Eight Tips For Designing Mobile Websites

By 29th October 2012November 7th, 2014Design and Build, Mobile, Penguin Perspective

The battle for market share between Apple and Google continues to rage, with Apple releasing their new iPad Mini in competition with other manufacturers’ smaller, cheaper hardware. Both Google and Samsung are tipped to be releasing new 10-inch machines into the marketplace.

With the variety of available hardware already in the hands of consumers, content generation now has to display gracefully across a plethora of screen sizes and resolutions.

Planning

Take your time deciding what your site will do and what information you are going to be sharing – define your target audience.

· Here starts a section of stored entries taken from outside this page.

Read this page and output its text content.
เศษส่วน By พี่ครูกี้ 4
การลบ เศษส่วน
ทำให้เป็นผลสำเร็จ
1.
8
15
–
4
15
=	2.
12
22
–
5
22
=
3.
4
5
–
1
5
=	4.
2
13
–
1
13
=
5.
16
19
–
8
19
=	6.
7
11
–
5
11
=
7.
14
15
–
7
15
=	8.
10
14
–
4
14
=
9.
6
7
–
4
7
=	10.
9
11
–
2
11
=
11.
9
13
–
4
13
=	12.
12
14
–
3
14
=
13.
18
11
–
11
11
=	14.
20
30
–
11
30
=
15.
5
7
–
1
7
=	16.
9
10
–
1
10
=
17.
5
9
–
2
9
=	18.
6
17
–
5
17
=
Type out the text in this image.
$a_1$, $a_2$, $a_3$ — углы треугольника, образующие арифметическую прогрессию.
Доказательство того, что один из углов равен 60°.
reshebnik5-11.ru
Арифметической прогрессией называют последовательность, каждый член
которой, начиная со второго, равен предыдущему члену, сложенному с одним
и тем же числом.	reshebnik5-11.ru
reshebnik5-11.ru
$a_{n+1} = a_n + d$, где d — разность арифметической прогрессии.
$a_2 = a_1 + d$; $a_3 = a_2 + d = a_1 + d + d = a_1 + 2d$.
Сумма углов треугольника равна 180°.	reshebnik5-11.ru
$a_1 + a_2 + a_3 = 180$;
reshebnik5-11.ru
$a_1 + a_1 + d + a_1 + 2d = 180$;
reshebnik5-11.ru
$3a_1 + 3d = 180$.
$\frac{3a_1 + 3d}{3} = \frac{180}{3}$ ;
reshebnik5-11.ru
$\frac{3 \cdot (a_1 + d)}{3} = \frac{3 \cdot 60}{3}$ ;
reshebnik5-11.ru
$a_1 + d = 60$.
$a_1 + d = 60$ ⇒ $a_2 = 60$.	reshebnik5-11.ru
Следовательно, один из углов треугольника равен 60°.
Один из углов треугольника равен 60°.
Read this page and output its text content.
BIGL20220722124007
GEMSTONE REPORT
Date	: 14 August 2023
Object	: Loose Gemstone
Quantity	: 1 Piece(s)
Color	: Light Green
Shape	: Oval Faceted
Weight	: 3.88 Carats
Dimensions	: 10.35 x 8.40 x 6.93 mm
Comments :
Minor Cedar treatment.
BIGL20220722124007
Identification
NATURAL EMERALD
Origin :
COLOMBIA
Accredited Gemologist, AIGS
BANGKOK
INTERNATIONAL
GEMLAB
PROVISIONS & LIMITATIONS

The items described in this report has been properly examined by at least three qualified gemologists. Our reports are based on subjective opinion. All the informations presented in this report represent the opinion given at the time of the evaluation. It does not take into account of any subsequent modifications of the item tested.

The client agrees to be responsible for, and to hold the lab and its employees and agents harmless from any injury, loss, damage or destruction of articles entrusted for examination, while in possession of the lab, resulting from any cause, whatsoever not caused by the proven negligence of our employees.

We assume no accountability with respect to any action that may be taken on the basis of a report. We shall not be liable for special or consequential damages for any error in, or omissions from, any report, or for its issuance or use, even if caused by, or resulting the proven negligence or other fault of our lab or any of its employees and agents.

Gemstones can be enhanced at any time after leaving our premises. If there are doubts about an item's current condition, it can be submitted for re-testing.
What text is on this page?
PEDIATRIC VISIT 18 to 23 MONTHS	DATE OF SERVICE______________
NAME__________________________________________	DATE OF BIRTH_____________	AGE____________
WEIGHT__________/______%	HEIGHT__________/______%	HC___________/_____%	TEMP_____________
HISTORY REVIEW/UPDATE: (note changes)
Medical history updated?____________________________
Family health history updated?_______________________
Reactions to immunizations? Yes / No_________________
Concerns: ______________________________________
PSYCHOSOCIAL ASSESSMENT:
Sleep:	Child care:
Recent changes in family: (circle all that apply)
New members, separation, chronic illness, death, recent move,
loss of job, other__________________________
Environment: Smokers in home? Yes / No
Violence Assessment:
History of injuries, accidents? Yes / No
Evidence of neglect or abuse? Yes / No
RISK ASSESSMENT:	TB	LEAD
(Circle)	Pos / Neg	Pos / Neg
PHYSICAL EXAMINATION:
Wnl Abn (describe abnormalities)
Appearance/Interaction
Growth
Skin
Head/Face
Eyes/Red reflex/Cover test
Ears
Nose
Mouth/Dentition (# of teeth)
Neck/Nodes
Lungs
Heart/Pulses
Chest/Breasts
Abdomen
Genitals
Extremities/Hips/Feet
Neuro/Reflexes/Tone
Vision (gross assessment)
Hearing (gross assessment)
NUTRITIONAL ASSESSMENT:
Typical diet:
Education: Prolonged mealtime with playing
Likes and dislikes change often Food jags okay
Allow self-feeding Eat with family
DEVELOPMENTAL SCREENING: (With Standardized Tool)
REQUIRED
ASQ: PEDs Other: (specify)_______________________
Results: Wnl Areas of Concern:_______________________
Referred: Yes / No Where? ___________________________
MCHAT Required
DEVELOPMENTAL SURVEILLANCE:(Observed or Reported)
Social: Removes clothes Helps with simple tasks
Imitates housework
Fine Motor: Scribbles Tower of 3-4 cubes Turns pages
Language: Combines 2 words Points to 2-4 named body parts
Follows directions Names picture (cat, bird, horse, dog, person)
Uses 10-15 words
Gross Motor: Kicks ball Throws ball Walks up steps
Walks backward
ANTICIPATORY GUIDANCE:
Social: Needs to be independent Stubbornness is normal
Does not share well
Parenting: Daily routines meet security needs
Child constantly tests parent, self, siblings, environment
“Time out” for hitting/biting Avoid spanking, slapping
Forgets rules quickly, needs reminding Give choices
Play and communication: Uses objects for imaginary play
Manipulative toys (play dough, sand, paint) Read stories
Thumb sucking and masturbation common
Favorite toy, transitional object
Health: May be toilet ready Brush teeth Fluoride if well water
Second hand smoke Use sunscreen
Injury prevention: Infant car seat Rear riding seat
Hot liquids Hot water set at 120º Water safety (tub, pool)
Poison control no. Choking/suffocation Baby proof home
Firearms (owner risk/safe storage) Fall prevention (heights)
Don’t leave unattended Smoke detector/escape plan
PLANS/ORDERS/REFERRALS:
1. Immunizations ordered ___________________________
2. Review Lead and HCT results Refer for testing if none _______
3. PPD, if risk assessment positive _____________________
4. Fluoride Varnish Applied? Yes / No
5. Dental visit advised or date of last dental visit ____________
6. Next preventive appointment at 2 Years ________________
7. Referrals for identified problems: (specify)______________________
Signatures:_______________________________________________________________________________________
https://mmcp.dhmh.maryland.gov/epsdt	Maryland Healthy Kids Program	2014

The same user who browses your site via a desktop will browse it very differently on a mobile.

Why?

Because he is mobile; walking around, listening to music, updating his social content, boarding and alighting transportation. On the move.

Take your time decide what content is going to be shown and what is superfluous. Content first, layout second – then move on to the sitemap.

You don’t have the luxury of space here, and buttons and links need to be big enough for a fat finger to get at. Your average finger area measures around 44x44px (minimum 30px).

Wireframes

Wireframes are a must. There is often a considerable amount of information that needs to span each page of your responsive site; constructing each and maintaining a coherent flow of information alongside a logical, simple navigational structure is paramount when considering users utilising mobile systems

White Space

It is a small screen – but fight the urge to cram everything into it. Use white space for a clean and tidy look that is easily navigable and pleasing to the eye.

Reduce text entry

Some people can type pretty fast on mobiles and others are all thumbs. Reduce text entry by using dropdown menus, pre-populating fields and checklists.

Swipes

Don’t forget swipes as they are very handy and are easily forgotten.

Tracking

Alas your now lovely website is not quite complete and it requires ongoing improvements. You have just come a full circle and it is time to monitor, analyse and improve on user feedback to identify changes and new feature requests.

On top of that you should periodically evaluate it against your competitors to ensure you are at the top of your game.